Today, she sees more respect for women’s technical skills in security. While she still encounters biases — at conferences that she attends with her fiance, she said, some people assume she’s just the wife — such incidents have become less common.
“People have moved on and it’s more inclusive,” Adkins said.
Rad, the ThreatGrid manager, said since she entered the security field in 2008, she has had many opportunities. She was part of a team that showed in 2011 how hackers could open and close security doors, suppress alarms and manipulate video- surveillance feeds inside jails and prisons — without ever setting foot on the properties.
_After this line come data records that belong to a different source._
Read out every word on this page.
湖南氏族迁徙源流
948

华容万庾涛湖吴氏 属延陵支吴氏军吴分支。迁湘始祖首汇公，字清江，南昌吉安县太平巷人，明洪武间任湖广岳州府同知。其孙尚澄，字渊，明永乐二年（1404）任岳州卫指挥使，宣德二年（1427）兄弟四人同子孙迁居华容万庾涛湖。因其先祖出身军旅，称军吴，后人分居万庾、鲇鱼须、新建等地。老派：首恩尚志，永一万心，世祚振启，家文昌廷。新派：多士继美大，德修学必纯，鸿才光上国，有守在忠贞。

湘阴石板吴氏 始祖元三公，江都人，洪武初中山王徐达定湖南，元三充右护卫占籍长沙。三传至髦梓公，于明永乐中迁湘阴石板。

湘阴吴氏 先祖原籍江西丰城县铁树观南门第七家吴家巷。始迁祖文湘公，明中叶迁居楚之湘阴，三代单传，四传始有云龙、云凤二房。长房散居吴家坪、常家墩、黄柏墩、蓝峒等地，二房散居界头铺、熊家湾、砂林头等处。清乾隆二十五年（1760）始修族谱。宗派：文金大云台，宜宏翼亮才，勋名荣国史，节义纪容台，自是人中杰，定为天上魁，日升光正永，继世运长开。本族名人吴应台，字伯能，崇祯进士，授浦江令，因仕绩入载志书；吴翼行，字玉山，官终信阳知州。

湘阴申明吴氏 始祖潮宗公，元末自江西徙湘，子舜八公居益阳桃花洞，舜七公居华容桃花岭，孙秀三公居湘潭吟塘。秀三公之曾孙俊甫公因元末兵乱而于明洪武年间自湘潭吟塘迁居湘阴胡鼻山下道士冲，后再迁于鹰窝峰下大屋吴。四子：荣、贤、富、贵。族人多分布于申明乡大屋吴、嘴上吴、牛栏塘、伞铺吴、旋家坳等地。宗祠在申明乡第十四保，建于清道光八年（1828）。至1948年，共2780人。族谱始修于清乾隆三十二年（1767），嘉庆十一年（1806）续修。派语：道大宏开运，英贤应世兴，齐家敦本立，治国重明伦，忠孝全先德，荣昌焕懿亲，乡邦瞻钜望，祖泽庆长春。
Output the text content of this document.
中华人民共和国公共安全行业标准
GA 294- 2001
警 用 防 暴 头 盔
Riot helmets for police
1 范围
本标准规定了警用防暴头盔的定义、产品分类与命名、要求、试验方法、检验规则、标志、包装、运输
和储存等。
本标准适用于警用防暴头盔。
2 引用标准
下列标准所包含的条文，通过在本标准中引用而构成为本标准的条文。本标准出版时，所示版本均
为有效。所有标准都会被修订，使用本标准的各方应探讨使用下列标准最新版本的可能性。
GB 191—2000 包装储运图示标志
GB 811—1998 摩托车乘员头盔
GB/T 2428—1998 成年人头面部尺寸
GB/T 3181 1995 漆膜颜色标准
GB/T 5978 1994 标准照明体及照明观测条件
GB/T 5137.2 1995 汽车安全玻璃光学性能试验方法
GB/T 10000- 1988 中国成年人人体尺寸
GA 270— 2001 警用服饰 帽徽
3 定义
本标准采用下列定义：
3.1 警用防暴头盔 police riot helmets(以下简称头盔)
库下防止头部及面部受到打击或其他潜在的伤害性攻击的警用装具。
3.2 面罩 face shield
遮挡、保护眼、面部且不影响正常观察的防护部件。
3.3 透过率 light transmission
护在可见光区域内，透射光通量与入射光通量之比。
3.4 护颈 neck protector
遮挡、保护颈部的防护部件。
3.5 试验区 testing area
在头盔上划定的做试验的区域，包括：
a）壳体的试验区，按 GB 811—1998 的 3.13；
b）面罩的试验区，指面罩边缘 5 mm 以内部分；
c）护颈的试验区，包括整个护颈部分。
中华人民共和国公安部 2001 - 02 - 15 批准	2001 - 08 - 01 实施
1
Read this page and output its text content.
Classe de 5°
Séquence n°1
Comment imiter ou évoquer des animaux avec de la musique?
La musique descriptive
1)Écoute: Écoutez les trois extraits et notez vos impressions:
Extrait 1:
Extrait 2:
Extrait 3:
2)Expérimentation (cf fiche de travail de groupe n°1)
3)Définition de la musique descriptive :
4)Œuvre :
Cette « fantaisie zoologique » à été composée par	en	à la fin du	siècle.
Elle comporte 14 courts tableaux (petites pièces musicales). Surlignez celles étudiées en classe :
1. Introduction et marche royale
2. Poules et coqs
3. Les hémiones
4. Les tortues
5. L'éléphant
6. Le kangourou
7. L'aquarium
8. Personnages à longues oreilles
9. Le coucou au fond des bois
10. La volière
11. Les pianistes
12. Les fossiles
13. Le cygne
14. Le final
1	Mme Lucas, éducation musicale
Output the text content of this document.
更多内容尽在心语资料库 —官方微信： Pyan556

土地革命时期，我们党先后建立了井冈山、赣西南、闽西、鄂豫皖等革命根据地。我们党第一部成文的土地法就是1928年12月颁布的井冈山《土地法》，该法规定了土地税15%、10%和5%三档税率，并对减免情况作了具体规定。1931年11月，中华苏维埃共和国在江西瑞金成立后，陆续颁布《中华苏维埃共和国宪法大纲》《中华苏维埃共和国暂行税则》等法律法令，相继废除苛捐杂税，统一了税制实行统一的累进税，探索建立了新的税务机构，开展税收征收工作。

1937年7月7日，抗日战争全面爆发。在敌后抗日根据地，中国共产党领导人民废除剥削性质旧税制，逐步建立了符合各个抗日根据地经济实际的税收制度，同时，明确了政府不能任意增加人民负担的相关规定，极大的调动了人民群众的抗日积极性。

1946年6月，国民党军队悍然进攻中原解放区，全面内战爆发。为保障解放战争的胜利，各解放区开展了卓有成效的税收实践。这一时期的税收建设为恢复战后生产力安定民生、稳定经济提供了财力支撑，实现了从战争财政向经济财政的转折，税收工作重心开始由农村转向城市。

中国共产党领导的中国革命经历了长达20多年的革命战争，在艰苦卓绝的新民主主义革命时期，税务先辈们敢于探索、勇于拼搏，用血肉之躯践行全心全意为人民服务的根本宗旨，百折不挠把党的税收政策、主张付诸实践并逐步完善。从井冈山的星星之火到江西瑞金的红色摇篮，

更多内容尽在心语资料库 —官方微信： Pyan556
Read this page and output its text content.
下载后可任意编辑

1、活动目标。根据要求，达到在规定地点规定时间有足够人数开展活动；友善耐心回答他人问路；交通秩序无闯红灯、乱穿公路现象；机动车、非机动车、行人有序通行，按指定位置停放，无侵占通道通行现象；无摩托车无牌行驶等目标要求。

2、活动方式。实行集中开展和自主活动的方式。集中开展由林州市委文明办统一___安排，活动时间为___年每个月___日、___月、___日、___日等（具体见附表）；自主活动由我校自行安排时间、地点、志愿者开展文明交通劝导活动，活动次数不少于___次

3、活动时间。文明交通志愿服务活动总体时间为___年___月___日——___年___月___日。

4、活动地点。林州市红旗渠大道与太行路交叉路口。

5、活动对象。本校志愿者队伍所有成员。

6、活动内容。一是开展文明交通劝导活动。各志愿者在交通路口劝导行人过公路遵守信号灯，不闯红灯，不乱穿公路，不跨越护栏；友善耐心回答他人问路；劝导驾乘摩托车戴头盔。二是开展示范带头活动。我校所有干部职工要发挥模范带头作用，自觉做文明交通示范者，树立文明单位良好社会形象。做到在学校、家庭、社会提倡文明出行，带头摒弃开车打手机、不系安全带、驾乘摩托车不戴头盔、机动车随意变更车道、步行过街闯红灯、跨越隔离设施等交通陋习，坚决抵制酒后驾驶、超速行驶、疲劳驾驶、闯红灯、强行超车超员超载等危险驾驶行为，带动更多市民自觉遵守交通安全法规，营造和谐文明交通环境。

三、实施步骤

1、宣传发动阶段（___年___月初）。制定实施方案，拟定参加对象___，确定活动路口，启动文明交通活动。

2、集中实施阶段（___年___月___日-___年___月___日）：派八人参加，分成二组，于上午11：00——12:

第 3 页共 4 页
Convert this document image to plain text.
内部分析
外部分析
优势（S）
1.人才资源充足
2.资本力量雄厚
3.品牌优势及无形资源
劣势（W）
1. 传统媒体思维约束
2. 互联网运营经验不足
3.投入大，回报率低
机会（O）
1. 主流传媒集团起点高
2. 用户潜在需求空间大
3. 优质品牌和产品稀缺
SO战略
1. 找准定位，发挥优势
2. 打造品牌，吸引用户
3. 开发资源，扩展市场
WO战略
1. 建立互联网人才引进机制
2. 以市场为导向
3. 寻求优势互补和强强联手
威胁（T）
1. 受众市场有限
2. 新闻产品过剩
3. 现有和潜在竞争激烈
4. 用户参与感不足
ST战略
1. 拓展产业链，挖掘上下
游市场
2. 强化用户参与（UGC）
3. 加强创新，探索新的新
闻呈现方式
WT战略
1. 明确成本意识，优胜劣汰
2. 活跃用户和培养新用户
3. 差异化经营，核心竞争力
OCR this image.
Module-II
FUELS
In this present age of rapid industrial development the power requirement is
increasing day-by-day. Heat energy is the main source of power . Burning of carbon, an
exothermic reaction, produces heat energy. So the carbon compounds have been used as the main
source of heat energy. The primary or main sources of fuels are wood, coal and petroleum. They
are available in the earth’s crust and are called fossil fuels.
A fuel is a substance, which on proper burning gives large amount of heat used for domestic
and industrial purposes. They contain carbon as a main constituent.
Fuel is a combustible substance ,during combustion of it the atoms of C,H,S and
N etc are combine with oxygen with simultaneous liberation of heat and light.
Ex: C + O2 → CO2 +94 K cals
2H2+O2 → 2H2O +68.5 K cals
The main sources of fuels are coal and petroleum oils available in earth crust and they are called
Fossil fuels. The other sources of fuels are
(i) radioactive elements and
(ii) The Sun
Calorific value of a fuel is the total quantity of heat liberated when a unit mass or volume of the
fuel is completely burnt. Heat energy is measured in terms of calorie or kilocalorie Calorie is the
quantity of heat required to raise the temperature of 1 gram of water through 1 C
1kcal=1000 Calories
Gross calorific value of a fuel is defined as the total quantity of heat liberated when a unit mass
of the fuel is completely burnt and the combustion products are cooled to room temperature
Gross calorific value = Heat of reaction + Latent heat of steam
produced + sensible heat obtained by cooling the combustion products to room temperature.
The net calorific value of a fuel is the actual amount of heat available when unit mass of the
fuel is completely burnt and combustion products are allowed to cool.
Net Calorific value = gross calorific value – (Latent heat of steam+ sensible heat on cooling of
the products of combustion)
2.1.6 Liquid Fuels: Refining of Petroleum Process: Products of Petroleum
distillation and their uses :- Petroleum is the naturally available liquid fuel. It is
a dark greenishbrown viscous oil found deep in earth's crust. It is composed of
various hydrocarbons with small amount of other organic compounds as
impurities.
She also worked until this year for Russian antivirus- software maker Kaspersky Lab and until 2013 for Battelle Memorial Institute, an Ohio-based research organization where her job was finding ways to hack into automobiles.
Prejudice still appears toward women white hats in small ways, she said. While waiting in line to get her speaker’s badge at a conference several years ago, Rad said, she was told to go to the press line by someone who assumed she was in the wrong place.
Still, she sees more women getting into the field. For the past decade, Rad has taught a class at the University of Southern Maine on information-security law and ethics. During the first two years, there were no women students.
Now, almost half of the class is female.